Übrigens: Henri-Etienne Sainte-Claire Deville (1818-1881) war ein Freund von Jules Verne (1828-1905). 1867 wurde er an der "Faculté de Sciences de Paris" zum Chemie-Professor ernannt.
Toxikologie: Toluol kommt im Erdöl und in dem Leichtöl, das bei der Steinkohleteerdestillation anfällt, in kleineren Mengen vor. Toluol wird unter anderem durch Kfz-Verkehr freigesetzt, weil es im Benzin enthalten ist, und entsteht bei der unvollständigen Verbrennung von organischen Stoffen, wie zum Beispiel beim Rauchen. Toluol ist gesundheitsschädlich und verursacht bei hohen Konzentrationen Nervenschäden; insbesondere nach Einatmung von Gasen, Dämpfen und zerstäubten Flüssigkeiten.
Teile der inhalierten Stoffe gelangen durch Aufnahme über die Schleimhäute des Lungengewebes in den Körper und entfalten dort ihre Wirkung.

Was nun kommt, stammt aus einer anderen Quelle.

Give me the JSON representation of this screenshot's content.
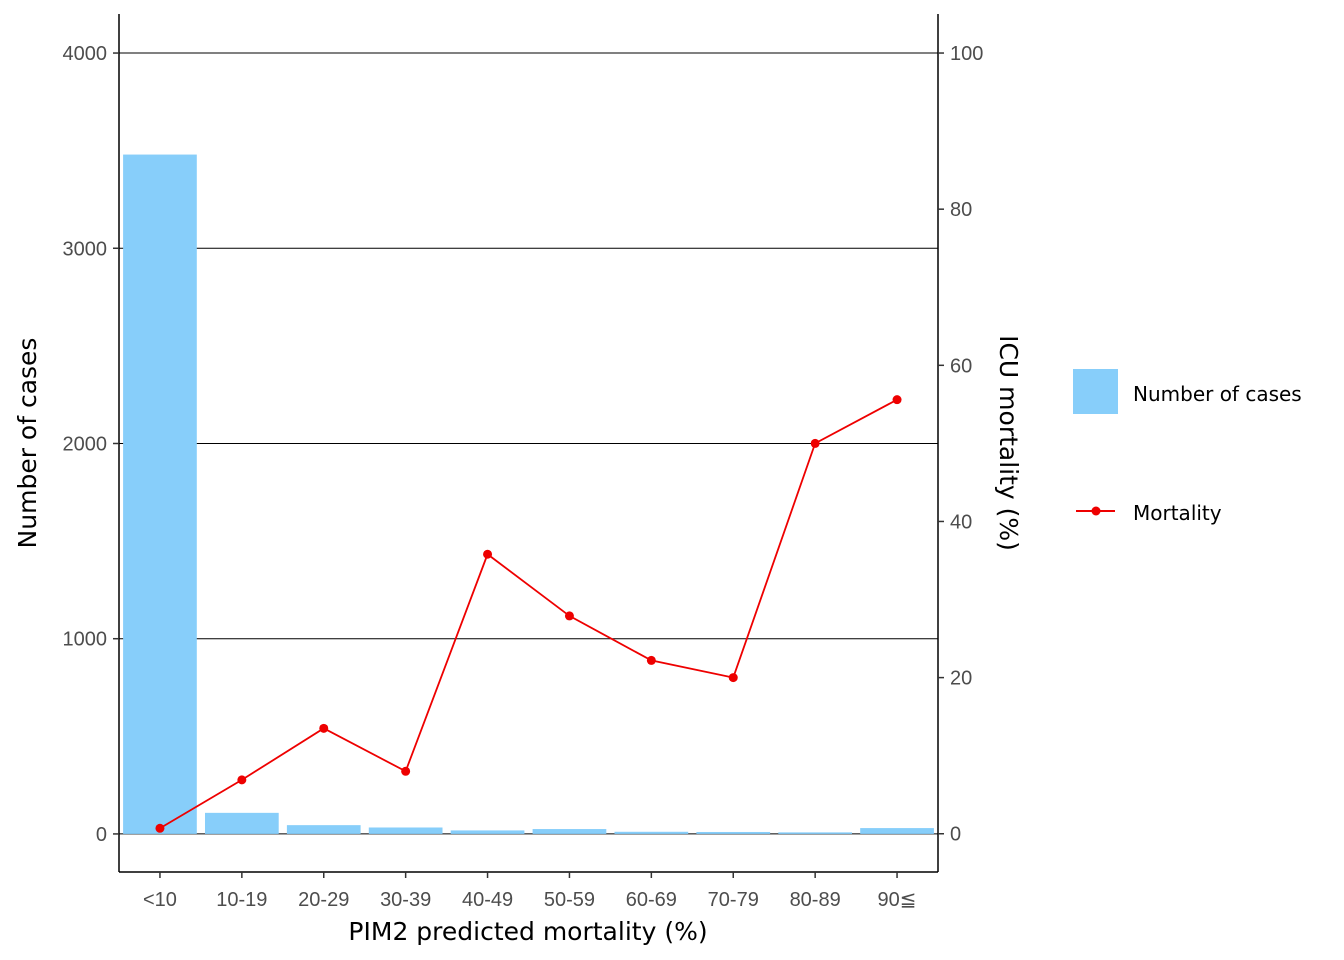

Nach Inhalation kann es zur Müdigkeit, Unwohlsein, Missempfindungen, Störungen der Bewegungskoordination und verlängerte Reflex- und Reaktionszeiten kommen z.T. auch Heiterkeit und Erregungszuständen. Als äusserst kritisch sind vor allem die fruchtschädigenden Wirkungen von Toluol anzusehen. Des Weiteren wirkt Toluol haut- und augenreizend.